For a while, they simply listened to the city breathe—traffic muffled by the park’s trees, a toddler shrieking with delight on the path below. Ariel fiddled with the seam of her sleeve, heart pounding, but she found herself talking anyway, each story a piece she never thought she’d share. “I used to think if I made myself small enough, no one could ever hurt me,” she admitted softly. “But it just made me invisible.”
Holly reached over, covering Ariel’s hand with her own, thumb tracing slow, reassuring circles. “I see you, Red. Always.”
Ariel’s throat tightened with emotion, but she let herself meet Holly’s gaze—open, unguarded. For the first time, it didn’t feel terrifying to let herself be fully seen. She wanted it. Needed it. She realized, sitting on that bench, how much she wanted to be known, really known, and how rare it was to feel safe enough to let herself be herself.

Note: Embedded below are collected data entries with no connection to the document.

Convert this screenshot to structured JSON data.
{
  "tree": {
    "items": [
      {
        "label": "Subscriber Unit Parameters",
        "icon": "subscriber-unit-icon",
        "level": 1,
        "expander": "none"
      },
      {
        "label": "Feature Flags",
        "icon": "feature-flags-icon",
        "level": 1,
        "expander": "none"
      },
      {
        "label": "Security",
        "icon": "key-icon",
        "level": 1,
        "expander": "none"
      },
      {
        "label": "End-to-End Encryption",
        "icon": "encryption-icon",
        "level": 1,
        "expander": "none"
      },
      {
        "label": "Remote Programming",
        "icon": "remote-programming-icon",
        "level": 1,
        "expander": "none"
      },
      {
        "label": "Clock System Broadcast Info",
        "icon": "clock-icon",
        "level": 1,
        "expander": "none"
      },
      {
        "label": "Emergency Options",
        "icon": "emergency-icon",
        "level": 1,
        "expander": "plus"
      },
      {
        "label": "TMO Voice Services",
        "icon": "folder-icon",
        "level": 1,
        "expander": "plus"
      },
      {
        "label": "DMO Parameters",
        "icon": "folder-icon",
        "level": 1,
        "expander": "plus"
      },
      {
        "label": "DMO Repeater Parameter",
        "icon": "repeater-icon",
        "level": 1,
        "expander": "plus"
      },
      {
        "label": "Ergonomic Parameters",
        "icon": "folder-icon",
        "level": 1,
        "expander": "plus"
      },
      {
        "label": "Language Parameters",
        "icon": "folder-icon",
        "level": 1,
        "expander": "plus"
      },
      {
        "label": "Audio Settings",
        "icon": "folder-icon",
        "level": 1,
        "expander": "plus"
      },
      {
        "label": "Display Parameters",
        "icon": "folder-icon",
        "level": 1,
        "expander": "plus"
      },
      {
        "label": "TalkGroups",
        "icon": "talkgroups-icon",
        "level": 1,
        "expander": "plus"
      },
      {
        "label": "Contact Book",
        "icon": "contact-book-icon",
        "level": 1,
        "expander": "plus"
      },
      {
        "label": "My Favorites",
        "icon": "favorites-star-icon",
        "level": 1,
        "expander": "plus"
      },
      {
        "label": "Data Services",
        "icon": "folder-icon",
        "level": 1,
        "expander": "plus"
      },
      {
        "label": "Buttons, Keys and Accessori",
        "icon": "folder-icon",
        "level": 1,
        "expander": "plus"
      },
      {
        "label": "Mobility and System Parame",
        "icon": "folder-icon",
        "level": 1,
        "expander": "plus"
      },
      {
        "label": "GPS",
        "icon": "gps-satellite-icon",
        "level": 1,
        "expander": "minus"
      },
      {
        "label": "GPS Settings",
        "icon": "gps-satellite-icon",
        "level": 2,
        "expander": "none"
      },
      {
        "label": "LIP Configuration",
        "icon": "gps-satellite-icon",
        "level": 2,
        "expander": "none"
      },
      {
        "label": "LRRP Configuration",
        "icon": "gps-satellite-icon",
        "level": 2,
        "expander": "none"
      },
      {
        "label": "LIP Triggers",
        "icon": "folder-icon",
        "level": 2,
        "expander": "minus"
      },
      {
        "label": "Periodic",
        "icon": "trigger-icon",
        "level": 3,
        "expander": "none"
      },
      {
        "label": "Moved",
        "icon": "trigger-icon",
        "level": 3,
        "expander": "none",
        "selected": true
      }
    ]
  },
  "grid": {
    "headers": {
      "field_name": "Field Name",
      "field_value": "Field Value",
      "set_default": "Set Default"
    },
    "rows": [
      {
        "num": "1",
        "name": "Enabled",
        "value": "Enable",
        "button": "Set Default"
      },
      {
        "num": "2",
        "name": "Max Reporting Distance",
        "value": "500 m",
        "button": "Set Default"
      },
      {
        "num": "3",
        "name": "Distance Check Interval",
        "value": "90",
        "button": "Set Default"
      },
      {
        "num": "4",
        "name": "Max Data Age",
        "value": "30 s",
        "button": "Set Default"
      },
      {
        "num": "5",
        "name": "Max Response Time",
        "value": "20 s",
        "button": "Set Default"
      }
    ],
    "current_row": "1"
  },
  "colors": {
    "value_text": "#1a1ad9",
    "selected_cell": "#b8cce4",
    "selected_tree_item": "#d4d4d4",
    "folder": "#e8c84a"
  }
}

For Holly, every new piece of Ariel’s story was a gift—a puzzle she ached to understand, each vulnerable moment drawing her closer. She watched the way Ariel’s mouth twisted with nerves before every truth, the way her eyes lit up in the telling, and wanted to memorize it all. Holly never rushed her, just listened, letting the silence that followed feel like another kind of conversation, wordless and sacred.
Back among the crowd, they found the hand pie vendor and bought two—pear and cardamom, still warm from the oven. Holly insisted Ariel take the first bite, then hummed in approval when Ariel reached for another without thinking. Holly’s eyes softened at the sight.
By sunset, the Great Wheel stood outlined against the horizon, lights beginning to blink on. Ariel tugged Holly’s hand. “Come on. I want to show you the best view in the city.”
They walked toward the Ferris wheel, their shadows stretching long behind them, and Ariel realized she hadn’t once tried to hide—hadn’t pulled at her shirt, hadn’t worried about how she looked in the crowd. She was simply there, beside Holly, and that was enough.
As they walked, Ariel caught her own reflection in a shop window: full cheeks flushed with happiness, hair wild in the wind, Holly’s hand steady in hers. For once, she didn’t want to look away.
“I love this,” Holly whispered, as if afraid to break the spell. “Just… wandering. You and me.”
Ariel squeezed her hand, her voice small but sure. “Me too.”
Their night stretched on, a thread of light through the dark, leading them forward—toward the Wheel, toward whatever might come next. And in that golden hour glow, Ariel let herself hope that this—this gentle, ordinary magic—might be the something that she had always wanted. A change in the tessellation that settled around her life.